Ini Hukum Tradisi Mudik Lebaran dan Pentingnya Syariat Silaturahmi

- 29 April 2021, 18:38 WIB
Dokumentasi -Foto udara sejumlah kendaraan melaju di Jalan Layang MBZ (Mohamed Bin Zayed), Karawang, Jawa Barat, jelang larangan mudik Idul Fitri 2021.
Dokumentasi -Foto udara sejumlah kendaraan melaju di Jalan Layang MBZ (Mohamed Bin Zayed), Karawang, Jawa Barat, jelang larangan mudik Idul Fitri 2021. /Antara Foto/M Ibnu Chazar/

WARTA PONTIANAK – Tidak sedikit umat Islam yang mengira kalau mudik Lebaran terkait dengan ajaran Islam. Sehingga lebih banyak yang lebih antusias menyiapkan diri untuk pulang kampung ketimbang mengejar pahala puasa dan lailatul qard.

Dengan berbagai macam persiapan, baik tenaga, finansial, kendaraan, pakaian dan oleh-oleh perkotaan. Ditambah lagi dengan gengsi bercampur pamer, mewarnai gaya mudik Lebaran.

Kadang dengan terpaksa harus menguras kocek secara berlebihan, bahkan sampai harus berhutang. Sehingga tidak jarang pada hari lebaran, lembaga pegadaian menjadi tempat yang paling ramai dipadati pengunjung yang ingin berhutang.
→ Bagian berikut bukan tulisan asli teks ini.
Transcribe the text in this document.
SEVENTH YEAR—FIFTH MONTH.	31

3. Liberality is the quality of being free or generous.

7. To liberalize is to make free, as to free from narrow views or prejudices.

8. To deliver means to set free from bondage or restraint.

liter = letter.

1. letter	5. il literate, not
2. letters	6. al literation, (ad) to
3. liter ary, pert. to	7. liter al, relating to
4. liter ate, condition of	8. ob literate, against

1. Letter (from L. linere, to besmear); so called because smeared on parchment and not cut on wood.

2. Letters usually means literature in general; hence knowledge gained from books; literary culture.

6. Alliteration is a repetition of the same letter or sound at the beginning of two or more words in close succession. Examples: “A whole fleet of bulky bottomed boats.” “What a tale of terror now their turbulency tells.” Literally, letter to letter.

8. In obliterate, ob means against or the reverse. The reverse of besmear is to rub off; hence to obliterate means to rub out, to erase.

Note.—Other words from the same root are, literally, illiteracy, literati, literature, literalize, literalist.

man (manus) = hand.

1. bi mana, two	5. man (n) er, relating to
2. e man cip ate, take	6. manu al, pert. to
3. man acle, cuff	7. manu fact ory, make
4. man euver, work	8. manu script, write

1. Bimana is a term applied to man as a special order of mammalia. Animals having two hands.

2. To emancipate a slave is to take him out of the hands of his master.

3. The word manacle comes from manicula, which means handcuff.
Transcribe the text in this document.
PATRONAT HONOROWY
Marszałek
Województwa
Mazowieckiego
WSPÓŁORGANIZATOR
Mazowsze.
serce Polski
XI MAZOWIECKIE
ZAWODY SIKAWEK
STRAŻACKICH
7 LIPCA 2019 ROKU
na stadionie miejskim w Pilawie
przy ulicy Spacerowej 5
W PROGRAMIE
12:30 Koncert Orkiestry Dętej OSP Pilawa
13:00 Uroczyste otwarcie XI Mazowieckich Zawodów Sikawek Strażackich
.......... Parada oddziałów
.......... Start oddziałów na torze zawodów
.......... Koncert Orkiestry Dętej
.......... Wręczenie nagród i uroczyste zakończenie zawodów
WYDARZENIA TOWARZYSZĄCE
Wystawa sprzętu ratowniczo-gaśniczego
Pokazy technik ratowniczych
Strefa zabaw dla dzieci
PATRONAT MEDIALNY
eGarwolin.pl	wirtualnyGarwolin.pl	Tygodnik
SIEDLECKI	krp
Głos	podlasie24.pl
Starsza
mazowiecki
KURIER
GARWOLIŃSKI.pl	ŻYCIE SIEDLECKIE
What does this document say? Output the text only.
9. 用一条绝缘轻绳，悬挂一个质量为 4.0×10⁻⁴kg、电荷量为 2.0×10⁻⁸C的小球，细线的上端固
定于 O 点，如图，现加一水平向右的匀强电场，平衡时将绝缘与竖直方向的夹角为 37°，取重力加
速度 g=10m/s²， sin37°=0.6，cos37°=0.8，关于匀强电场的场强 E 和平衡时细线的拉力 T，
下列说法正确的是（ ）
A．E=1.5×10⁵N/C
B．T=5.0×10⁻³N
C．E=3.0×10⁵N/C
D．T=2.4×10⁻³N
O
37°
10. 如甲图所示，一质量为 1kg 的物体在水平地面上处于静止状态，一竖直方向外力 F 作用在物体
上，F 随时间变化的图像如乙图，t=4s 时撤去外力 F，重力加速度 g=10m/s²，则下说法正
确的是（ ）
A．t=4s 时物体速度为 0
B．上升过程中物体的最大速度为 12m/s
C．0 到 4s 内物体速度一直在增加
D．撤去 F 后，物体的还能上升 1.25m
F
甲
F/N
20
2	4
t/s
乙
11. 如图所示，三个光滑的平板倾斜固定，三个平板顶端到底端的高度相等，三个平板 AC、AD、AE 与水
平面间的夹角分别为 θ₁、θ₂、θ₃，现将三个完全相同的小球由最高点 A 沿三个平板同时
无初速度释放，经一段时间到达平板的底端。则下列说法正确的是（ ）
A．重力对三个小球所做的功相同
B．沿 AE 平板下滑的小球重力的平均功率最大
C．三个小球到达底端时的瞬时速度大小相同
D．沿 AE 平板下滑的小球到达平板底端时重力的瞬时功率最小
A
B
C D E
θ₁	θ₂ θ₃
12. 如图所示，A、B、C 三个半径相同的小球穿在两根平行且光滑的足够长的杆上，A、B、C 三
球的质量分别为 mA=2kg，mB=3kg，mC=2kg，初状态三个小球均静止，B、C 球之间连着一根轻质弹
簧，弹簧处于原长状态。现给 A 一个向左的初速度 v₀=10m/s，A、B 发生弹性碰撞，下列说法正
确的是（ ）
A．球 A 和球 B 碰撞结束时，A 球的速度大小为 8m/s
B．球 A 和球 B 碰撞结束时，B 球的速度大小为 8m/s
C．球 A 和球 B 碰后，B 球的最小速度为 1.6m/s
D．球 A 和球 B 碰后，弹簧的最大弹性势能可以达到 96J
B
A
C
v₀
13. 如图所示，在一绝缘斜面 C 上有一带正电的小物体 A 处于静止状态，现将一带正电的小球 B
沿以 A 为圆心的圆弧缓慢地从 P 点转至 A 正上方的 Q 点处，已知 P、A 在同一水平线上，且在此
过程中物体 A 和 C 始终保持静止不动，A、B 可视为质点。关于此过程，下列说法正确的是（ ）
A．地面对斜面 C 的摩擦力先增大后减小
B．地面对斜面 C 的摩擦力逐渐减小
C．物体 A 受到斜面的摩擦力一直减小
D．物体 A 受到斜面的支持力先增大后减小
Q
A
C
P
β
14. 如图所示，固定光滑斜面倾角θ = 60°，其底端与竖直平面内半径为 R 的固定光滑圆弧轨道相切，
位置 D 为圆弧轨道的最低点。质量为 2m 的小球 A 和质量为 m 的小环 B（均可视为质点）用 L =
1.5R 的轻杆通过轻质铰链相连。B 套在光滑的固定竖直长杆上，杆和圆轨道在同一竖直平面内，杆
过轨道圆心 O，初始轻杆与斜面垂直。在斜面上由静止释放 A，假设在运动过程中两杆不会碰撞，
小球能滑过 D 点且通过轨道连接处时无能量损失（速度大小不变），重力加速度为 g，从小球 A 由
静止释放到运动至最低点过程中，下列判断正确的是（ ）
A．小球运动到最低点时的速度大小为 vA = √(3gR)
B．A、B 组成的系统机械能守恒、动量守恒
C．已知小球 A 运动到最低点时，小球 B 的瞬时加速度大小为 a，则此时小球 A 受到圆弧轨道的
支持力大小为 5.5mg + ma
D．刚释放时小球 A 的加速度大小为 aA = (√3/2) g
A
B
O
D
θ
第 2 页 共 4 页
Sebagaimana dikutip WartaSambasRaya.com dari Almanhaj.or.id, mudik tidak ada kaitannya dengan ajaran Islam, karena tidak ada satu perintahpun baik dari Al-Qur’an maupun As-Sunnah, setelah menjalankan ibadah Ramadhan harus melakukan acara silaturahmi untuk kangen-kangenan dan maaf-maafan, karena silaturahmi bisa dilakukan kapan saja sesuai kebutuhan dan kondisi.

Baca Juga: Desa Ini Siapkan ‘Rumah Angker’ untuk Karantina Warga yang Nekat Mudik

Apabila yang dimaksud mudik lebaran sebagai bentuk kegiatan untuk memanfaatkan momentum dan kesempatan untuk menjernihkan suasana keruh dan hubungan yang retak, sementara tidak ada kesempatan yang baik kecuali hanya waktu lebaran, maka hal tersebut boleh-boleh saja.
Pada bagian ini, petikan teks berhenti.